- Rural electric cooperatives and some investor-owned utilities (IOUs) are incurring animosity from the 72 municipally owned electric utilities (munis) in Indiana for blocking their growth, the Fort Wayne Journal-Gazette reports.
- A 2002 change in law allowed the munis, which have 7% of Indiana's electricity customers, to ask the Indiana Utility Regulatory Commission for service territory in land annexed into their communities. Cooperatives grew 14% from 2001 through 2012 and munis grew only 2.8%. 28 communities out of 72 served by munis have since sought territory changes for purposes of annexation.
- Cities that annex territory must compensate the existing provider, buy the infrastructure, and compensate for five years of growth. Indiana legislators are looking for a new formula to compensate existing providers because the takeover provision discourages coops and IOUs from investing in infrastructure in undeveloped areas.
Cooperatives are member owned, provide electricity to rural consumers, and control about 80% of Indiana’s electric customers. For-profit, investor-owned utilities like Duke Energy, AEP, and NIPSCO control most of the rest.
Many cities expect to obtain electricity more reliably and at a lower cost through a municipally-owned provider. They also accuse the cooperatives and IOUs of taking a “monopolistic” approach by attempting to control customers who otherwise would join them.
Last year, State Sen. Mike Crider (R-Greenfield) proposed a bill to address the annexation issue, but it was never taken up. He told the Journal-Gazette he will try again in 2015.

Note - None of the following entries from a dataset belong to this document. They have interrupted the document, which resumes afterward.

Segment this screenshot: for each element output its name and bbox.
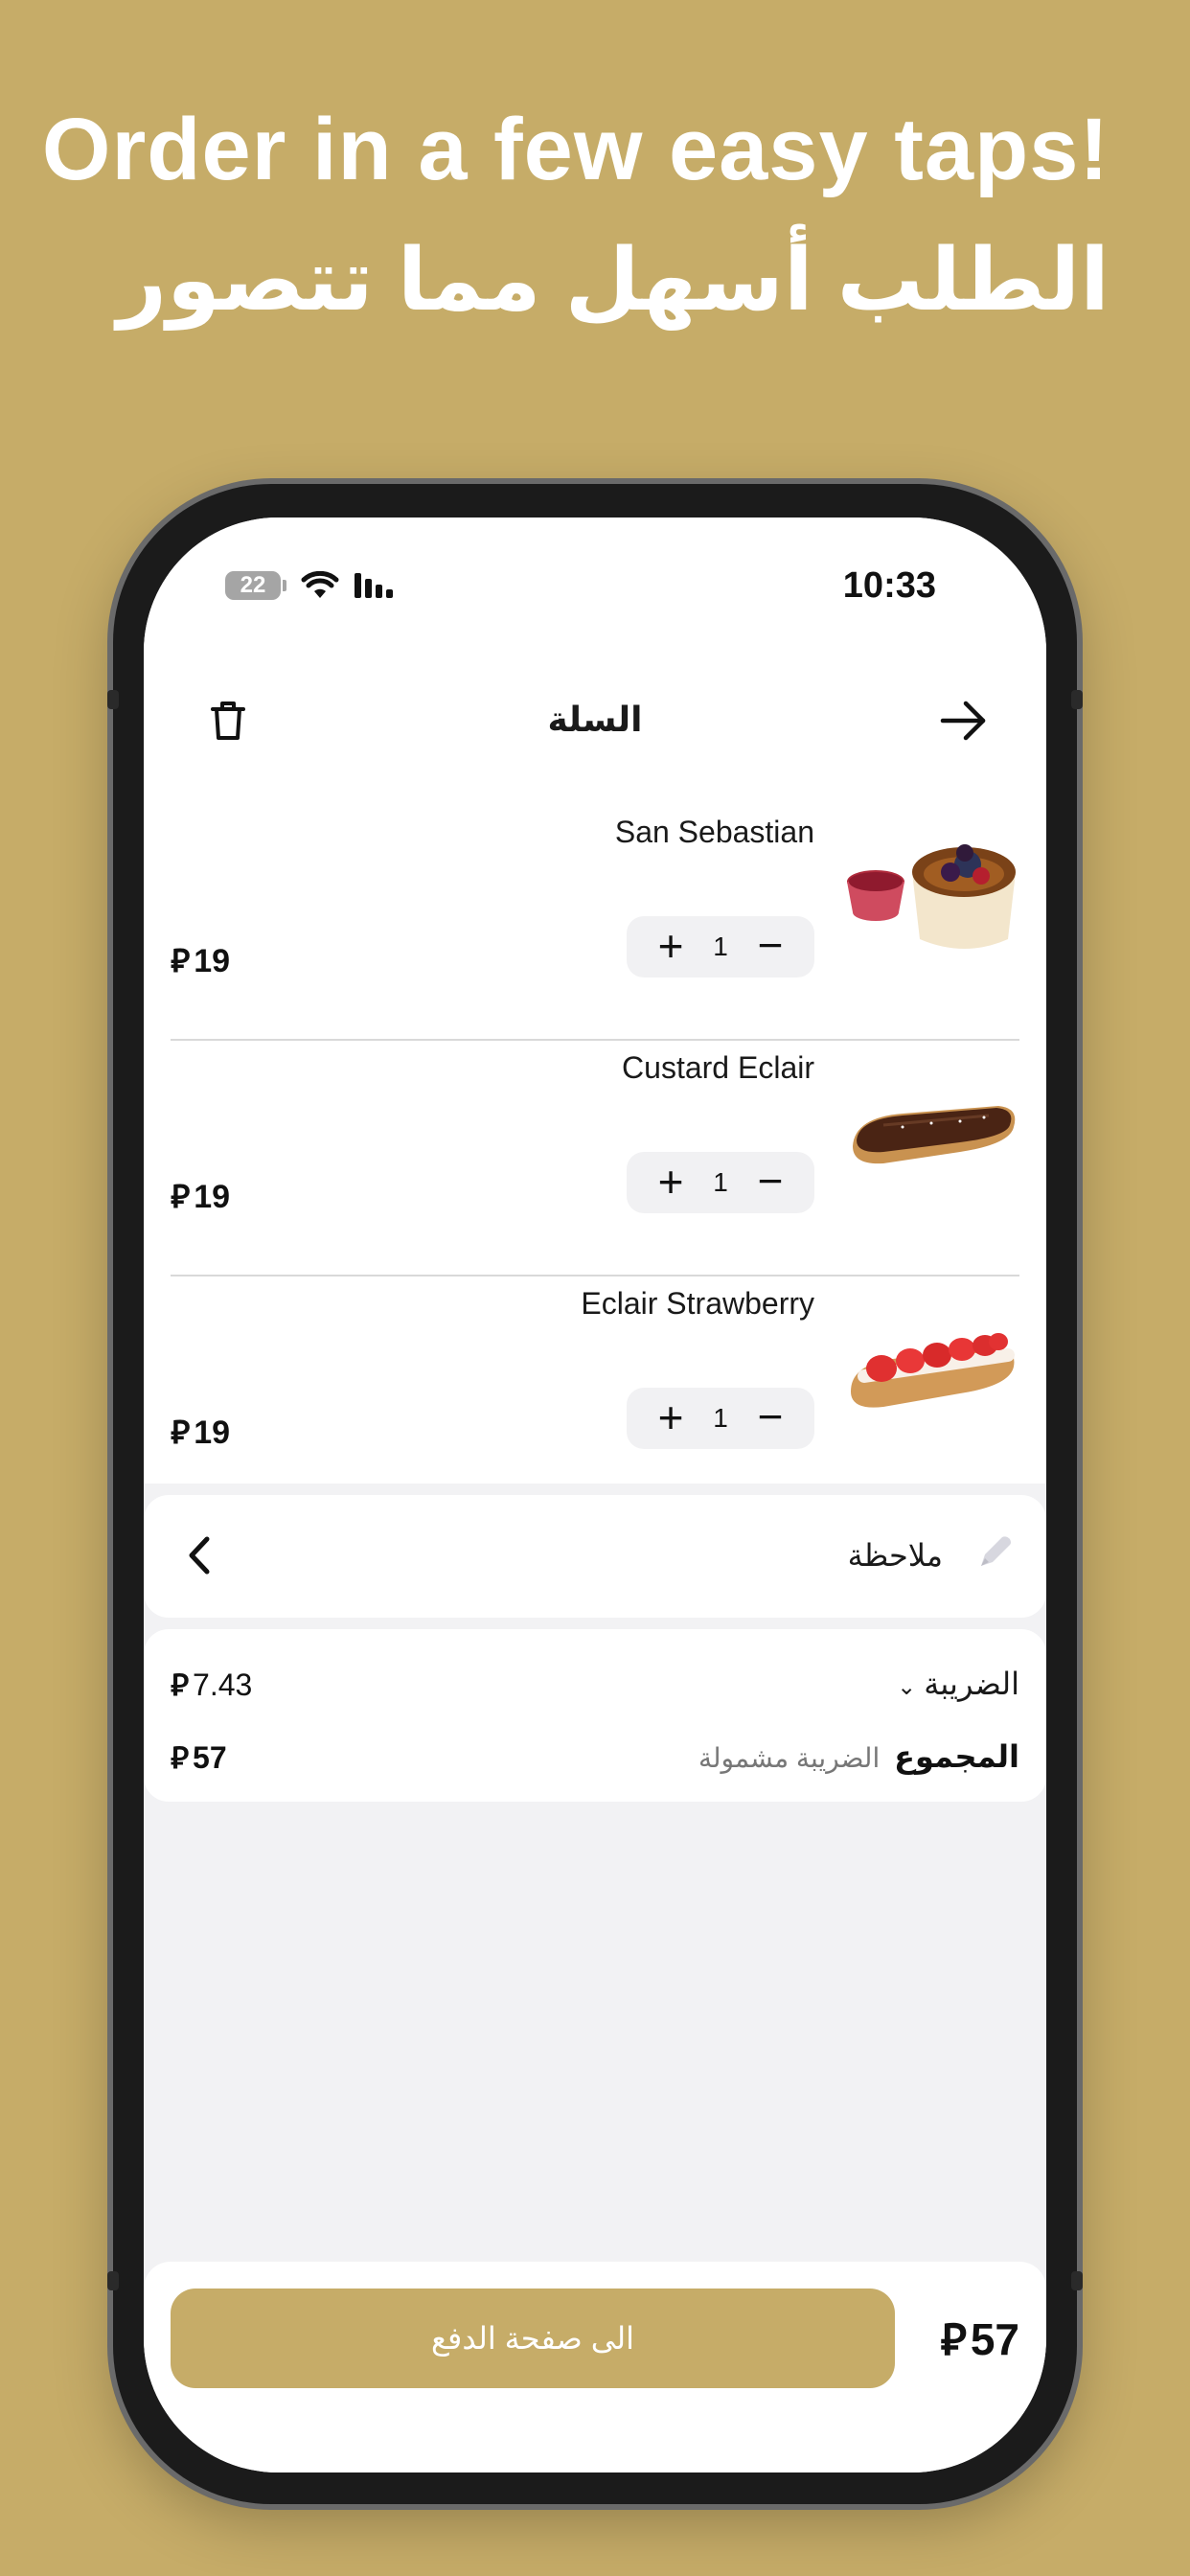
wifi-icon bbox=[301, 571, 339, 598]
riyal-icon: ⃁ bbox=[171, 942, 191, 980]
chevron-down-icon: ⌄ bbox=[897, 1674, 917, 1700]
item-name: Eclair Strawberry bbox=[581, 1286, 814, 1321]
phone-side-button bbox=[1071, 2271, 1083, 2290]
item-price: ⃁ 19 bbox=[171, 1178, 231, 1216]
riyal-icon: ⃁ bbox=[171, 1178, 191, 1216]
item-image bbox=[845, 1276, 1019, 1451]
decrease-quantity-button[interactable]: − bbox=[740, 916, 801, 978]
marketing-headline-arabic: الطلب أسهل مما تتصور bbox=[117, 233, 1110, 329]
chevron-left-icon bbox=[186, 1533, 213, 1584]
total-value: ⃁ 57 bbox=[171, 1739, 227, 1776]
tax-included-hint: الضريبة مشمولة bbox=[698, 1743, 881, 1773]
riyal-icon: ⃁ bbox=[171, 1414, 191, 1452]
item-image bbox=[845, 805, 1019, 979]
note-row[interactable]: ملاحظة bbox=[144, 1495, 1046, 1618]
quantity-stepper: + 1 − bbox=[627, 1388, 814, 1449]
item-image bbox=[845, 1041, 1019, 1215]
chocolate-eclair-image bbox=[845, 1041, 1019, 1215]
phone-side-button bbox=[107, 2271, 119, 2290]
riyal-icon: ⃁ bbox=[940, 2313, 967, 2365]
pencil-icon bbox=[981, 1536, 1011, 1566]
decrease-quantity-button[interactable]: − bbox=[740, 1152, 801, 1213]
tax-label: الضريبة bbox=[924, 1667, 1019, 1701]
quantity-value: 1 bbox=[713, 1403, 728, 1433]
total-label: المجموع bbox=[894, 1739, 1019, 1774]
increase-quantity-button[interactable]: + bbox=[640, 1152, 701, 1213]
tax-value: ⃁ 7.43 bbox=[171, 1667, 253, 1703]
quantity-value: 1 bbox=[713, 932, 728, 961]
checkout-total: ⃁57 bbox=[940, 2313, 1020, 2365]
riyal-icon: ⃁ bbox=[171, 1667, 190, 1703]
cart-item: Custard Eclair + 1 − ⃁ 19 bbox=[144, 1041, 1046, 1276]
item-price: ⃁ 19 bbox=[171, 942, 231, 980]
note-label: ملاحظة bbox=[847, 1538, 943, 1573]
cheesecake-image bbox=[845, 805, 1019, 979]
battery-indicator: 22 bbox=[225, 571, 286, 600]
checkout-bar: الى صفحة الدفع ⃁57 bbox=[144, 2262, 1046, 2472]
marketing-headline-english: Order in a few easy taps! bbox=[41, 101, 1110, 198]
totals-card: الضريبة ⌄ ⃁ 7.43 المجموع الضريبة مشمولة ⃁ 5… bbox=[144, 1629, 1046, 1802]
signal-icon bbox=[355, 573, 393, 598]
status-time: 10:33 bbox=[842, 565, 936, 606]
decrease-quantity-button[interactable]: − bbox=[740, 1388, 801, 1449]
arrow-right-icon[interactable] bbox=[939, 698, 989, 744]
quantity-stepper: + 1 − bbox=[627, 1152, 814, 1213]
tax-toggle[interactable]: الضريبة ⌄ bbox=[897, 1666, 1019, 1702]
checkout-button[interactable]: الى صفحة الدفع bbox=[171, 2288, 895, 2388]
phone-side-button bbox=[107, 690, 119, 709]
cart-item: Eclair Strawberry + 1 − ⃁ 19 bbox=[144, 1276, 1046, 1512]
quantity-stepper: + 1 − bbox=[627, 916, 814, 978]
increase-quantity-button[interactable]: + bbox=[640, 1388, 701, 1449]
total-label-row: المجموع الضريبة مشمولة bbox=[698, 1738, 1019, 1775]
page-title: السلة bbox=[547, 700, 643, 739]
quantity-value: 1 bbox=[713, 1167, 728, 1197]
cart-item: San Sebastian + 1 − ⃁ 19 bbox=[144, 805, 1046, 1041]
item-price: ⃁ 19 bbox=[171, 1414, 231, 1452]
riyal-icon: ⃁ bbox=[171, 1739, 190, 1776]
phone-side-button bbox=[1071, 690, 1083, 709]
item-name: Custard Eclair bbox=[622, 1050, 814, 1085]
increase-quantity-button[interactable]: + bbox=[640, 916, 701, 978]
item-name: San Sebastian bbox=[614, 815, 814, 849]
app-screen: 22 10:33 السلة San Sebastian bbox=[144, 518, 1046, 2472]
strawberry-eclair-image bbox=[845, 1276, 1019, 1451]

“I think what we are seeing is really a result of tax caps,” Crider told the local paper. “Cities are looking to improve their tax base, so they seek to annex, and electric service is a result of that. I think the annexations have happened enough that if you are a rural electric or investor-owned, it’s a concern. They feel like if they don’t do something, it could get out of hand.”
The Journal-Gazette reports Crider has not settled on final language for the bill, but that it likely will involve ending annexation or devising a new formula to compensate existing electric providers.